To improve the performance of a polymer electrolyte membrane fuel cell (PEMFC), various membrane electrode assemblies (MEAs) were fabricated by the decal process. When peeling the decal films away from a Nafion membrane, a novel liquid nitrogen (LN2) freezing method was employed. The results of a Fourier Transform Infrared (FTIR) analysis of the Nafion membranes demonstrate that this proposed method has no impact on the molecular structure of the Nafion polymer. In addition, the method makes it possible to achieve complete decal transferring under a wide range of hot-pressing pressures and temperatures: 9.8–15.7 MPa and 100–140 °C, respectively. Another approach to optimize the decal technique is to dry catalyst layers under vacuum. Catalyst layers dried under vacuum show better cell performances than atmospherically dried ones.
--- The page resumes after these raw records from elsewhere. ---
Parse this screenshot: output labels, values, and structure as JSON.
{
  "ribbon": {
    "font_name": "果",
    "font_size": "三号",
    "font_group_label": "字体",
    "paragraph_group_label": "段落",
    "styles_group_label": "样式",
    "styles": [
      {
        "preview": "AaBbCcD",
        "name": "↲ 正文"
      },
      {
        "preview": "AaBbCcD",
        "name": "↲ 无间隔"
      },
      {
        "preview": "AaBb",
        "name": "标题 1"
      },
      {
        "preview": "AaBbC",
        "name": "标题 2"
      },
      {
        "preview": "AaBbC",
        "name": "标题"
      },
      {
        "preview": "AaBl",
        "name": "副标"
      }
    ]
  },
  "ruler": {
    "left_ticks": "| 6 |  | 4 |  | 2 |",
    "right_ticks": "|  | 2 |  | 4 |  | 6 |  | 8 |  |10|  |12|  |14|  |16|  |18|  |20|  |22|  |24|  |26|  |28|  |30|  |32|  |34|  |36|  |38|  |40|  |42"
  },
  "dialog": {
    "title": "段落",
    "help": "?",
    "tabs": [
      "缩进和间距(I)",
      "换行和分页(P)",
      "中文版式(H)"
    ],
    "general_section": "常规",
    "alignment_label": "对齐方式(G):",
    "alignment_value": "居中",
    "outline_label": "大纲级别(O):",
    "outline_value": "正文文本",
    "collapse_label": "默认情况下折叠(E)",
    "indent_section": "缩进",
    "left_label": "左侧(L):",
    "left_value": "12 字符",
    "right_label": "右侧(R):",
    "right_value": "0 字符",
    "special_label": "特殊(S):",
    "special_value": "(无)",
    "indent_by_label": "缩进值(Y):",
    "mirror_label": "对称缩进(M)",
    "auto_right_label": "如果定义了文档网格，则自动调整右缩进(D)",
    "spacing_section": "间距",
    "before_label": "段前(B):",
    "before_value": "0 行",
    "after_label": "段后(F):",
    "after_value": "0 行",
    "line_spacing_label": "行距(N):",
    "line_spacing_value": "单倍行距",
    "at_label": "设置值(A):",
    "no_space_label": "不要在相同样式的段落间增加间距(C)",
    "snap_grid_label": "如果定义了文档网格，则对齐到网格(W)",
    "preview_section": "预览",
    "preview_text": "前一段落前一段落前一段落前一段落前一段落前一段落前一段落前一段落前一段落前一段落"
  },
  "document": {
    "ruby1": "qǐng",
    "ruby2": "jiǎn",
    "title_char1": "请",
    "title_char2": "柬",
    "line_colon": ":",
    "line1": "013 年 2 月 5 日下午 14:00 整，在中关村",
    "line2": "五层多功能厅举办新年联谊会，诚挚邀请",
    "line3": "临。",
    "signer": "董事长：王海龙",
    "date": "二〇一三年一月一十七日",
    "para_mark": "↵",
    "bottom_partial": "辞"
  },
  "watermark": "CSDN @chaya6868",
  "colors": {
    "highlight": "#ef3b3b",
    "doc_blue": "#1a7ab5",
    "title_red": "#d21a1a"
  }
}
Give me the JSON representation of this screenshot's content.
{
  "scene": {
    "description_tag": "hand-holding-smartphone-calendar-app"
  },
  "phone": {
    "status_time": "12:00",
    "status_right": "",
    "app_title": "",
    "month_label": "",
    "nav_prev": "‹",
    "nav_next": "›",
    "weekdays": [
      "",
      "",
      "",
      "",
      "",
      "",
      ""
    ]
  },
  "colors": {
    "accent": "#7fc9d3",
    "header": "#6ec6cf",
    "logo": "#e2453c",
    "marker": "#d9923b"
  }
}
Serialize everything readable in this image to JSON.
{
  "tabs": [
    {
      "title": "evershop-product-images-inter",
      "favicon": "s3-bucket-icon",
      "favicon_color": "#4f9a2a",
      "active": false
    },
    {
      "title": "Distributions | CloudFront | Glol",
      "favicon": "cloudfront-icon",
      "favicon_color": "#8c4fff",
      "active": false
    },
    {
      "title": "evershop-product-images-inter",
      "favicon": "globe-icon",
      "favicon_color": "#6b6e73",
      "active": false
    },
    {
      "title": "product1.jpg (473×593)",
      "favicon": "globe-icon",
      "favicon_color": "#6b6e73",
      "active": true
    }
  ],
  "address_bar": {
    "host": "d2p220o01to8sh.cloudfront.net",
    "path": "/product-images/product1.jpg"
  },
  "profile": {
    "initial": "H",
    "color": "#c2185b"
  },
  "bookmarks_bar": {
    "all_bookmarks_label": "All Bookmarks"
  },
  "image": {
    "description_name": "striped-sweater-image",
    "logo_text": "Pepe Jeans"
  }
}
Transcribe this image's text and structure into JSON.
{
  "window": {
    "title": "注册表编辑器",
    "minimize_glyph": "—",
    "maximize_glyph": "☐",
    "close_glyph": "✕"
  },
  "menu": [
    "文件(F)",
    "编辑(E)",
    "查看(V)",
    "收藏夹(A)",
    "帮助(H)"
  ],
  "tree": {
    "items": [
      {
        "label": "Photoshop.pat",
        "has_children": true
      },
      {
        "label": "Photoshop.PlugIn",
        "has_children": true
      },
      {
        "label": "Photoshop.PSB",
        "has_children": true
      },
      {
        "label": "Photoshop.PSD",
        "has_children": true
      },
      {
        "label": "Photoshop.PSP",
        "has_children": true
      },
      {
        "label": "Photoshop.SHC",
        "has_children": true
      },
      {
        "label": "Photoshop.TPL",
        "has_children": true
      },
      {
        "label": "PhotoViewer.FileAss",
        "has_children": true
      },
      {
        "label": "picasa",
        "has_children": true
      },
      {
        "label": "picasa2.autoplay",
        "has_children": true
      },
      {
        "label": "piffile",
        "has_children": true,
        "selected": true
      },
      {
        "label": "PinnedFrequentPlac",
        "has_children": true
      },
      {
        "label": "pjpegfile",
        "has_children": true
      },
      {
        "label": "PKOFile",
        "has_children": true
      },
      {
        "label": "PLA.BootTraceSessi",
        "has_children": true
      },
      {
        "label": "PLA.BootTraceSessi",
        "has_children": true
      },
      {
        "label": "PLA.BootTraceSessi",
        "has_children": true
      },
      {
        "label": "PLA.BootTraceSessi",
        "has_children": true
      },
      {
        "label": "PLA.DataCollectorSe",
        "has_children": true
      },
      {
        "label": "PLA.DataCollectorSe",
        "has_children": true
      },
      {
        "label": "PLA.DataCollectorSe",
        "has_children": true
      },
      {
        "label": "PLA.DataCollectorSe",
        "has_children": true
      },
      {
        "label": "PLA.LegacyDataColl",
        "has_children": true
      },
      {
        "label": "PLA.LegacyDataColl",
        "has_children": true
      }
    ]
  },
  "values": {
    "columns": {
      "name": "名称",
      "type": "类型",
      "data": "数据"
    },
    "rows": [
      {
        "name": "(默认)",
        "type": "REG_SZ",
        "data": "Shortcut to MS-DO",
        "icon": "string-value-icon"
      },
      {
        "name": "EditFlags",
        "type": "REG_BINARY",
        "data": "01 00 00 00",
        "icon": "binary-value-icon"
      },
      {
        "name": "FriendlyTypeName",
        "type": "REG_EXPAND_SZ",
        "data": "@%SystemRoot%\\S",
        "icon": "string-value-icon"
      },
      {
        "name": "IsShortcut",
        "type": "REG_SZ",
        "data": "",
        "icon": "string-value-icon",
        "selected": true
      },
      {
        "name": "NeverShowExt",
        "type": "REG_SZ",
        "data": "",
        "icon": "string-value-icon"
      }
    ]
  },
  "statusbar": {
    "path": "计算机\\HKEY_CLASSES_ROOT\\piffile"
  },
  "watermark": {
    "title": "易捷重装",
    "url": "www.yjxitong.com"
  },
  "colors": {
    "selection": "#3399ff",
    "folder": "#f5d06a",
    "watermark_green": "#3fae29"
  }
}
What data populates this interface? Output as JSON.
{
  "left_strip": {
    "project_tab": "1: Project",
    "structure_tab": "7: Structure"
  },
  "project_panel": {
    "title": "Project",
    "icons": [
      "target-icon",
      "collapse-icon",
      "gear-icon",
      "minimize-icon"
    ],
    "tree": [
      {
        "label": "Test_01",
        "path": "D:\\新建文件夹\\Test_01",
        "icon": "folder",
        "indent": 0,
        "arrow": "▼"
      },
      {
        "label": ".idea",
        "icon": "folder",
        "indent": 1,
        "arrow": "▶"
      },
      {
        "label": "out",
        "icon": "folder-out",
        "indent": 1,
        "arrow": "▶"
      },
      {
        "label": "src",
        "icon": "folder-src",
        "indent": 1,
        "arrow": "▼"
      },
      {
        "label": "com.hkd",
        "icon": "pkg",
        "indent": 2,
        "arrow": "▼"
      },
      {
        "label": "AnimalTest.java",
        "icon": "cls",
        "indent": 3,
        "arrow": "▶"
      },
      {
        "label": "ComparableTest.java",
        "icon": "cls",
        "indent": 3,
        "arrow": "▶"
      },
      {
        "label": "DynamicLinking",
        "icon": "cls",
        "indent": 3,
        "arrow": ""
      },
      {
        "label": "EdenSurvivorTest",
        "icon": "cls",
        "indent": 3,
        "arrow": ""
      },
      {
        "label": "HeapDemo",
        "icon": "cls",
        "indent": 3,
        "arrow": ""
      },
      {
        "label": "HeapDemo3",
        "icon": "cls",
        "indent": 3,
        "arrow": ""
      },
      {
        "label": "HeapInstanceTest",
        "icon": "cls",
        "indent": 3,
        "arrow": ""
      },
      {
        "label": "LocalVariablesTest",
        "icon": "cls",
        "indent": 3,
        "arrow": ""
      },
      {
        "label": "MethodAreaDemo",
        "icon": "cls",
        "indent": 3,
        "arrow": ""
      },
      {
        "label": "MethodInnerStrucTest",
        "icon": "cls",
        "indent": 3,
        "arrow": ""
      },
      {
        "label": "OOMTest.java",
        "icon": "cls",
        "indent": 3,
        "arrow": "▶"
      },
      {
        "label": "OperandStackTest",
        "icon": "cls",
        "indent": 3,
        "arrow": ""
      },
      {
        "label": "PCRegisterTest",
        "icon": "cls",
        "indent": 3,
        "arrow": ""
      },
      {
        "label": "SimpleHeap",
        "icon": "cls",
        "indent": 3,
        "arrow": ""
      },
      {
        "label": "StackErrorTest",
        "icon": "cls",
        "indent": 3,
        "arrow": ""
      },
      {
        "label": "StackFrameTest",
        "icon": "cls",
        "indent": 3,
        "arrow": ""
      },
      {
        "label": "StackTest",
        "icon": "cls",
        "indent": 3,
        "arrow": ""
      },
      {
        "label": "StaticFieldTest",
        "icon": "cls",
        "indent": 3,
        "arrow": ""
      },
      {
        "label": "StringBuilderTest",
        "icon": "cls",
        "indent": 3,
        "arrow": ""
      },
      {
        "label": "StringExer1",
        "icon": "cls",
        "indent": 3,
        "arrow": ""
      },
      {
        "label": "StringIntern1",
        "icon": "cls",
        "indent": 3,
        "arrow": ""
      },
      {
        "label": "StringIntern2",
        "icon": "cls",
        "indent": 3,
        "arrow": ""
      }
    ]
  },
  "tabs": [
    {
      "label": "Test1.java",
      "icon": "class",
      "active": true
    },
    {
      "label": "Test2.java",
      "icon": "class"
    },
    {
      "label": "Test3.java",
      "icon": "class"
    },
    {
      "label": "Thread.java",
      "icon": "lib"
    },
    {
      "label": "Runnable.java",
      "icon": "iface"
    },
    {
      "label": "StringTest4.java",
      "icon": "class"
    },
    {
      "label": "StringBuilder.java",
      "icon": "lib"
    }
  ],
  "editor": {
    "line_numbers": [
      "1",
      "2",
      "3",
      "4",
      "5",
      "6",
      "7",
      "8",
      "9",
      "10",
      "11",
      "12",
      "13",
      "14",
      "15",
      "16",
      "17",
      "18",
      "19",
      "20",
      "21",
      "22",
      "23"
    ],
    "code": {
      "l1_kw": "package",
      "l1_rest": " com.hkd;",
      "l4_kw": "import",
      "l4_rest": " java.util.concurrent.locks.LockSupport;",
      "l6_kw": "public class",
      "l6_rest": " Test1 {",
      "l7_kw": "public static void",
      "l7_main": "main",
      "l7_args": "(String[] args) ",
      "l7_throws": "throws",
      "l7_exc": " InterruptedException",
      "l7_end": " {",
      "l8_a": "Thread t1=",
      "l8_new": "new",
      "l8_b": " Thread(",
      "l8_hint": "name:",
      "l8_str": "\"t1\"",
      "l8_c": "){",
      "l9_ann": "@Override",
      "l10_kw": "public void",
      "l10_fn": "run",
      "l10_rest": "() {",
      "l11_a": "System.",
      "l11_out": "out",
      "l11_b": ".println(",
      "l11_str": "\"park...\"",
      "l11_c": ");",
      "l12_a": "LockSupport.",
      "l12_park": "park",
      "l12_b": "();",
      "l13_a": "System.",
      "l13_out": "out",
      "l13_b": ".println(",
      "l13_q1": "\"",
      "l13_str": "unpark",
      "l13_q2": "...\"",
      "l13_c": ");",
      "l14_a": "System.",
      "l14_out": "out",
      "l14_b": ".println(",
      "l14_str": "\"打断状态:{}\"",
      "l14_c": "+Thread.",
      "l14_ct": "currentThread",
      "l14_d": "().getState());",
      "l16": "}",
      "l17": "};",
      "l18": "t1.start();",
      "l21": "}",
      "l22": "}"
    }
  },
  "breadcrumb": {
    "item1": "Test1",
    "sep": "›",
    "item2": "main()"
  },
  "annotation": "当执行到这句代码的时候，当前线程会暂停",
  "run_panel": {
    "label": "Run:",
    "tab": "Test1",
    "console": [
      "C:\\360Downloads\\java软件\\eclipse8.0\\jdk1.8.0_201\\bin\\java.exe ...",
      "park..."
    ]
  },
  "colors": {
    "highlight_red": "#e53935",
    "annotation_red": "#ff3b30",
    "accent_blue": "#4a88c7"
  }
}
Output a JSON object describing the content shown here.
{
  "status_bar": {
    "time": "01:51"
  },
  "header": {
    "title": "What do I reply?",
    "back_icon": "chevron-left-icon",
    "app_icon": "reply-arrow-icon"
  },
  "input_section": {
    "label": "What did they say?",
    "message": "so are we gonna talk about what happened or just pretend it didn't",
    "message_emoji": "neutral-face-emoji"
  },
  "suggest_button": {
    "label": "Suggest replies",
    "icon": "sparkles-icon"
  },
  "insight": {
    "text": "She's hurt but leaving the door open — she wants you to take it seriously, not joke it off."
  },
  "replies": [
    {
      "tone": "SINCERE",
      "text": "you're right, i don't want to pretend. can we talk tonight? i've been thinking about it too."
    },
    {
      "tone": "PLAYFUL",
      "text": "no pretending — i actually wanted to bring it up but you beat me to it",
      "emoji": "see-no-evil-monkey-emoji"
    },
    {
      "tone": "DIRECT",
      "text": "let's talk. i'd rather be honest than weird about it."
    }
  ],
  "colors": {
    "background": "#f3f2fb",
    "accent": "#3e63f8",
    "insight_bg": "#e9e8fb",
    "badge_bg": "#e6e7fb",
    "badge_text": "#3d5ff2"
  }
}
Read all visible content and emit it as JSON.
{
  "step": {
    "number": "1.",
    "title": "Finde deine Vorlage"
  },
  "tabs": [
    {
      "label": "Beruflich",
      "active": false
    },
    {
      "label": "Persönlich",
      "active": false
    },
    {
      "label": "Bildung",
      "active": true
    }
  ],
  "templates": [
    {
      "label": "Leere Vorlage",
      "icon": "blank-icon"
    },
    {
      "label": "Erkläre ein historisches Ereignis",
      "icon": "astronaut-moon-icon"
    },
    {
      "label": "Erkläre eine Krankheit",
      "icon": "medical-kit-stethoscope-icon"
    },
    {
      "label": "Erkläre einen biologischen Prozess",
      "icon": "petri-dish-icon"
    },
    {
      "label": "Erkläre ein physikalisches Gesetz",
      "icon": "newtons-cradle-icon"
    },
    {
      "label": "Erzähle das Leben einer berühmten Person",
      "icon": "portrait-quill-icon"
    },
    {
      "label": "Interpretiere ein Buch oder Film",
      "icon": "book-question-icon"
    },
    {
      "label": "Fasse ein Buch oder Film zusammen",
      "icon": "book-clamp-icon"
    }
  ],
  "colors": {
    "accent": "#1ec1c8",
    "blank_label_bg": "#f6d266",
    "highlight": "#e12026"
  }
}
Vacuum drying significantly facilitates the formation of small pores within Pt/C agglomerates on catalyst layers. Third, the use of Additive-A as a commercial dispersant in the catalyst ink has been investigated. From rheological characterizations, including thixotropy and catalyst ink viscosity, it is obvious that the additive plays an important role in elevating the dispersion stability of the ink. In addition, surface images of the catalyst layers revealed that the dispersing agent reduces cracks or fractures within the layers. Although adding Additive-A did not have an effect on the single-cell performance, the MEAs with the dispersant are expected to have better results for a long-term performance test of a single cell.

► The LN2 freezing method enhanced transfer yield of Pt catalyst from decal substrates to a membrane. ► Cell voltage of the vacuum-dried MEAs showed greater than 12% higher performances in comparison with the conventional atmosphere-dried ones. ► Additive-A ensured better dispersion stability of the catalyst mixture.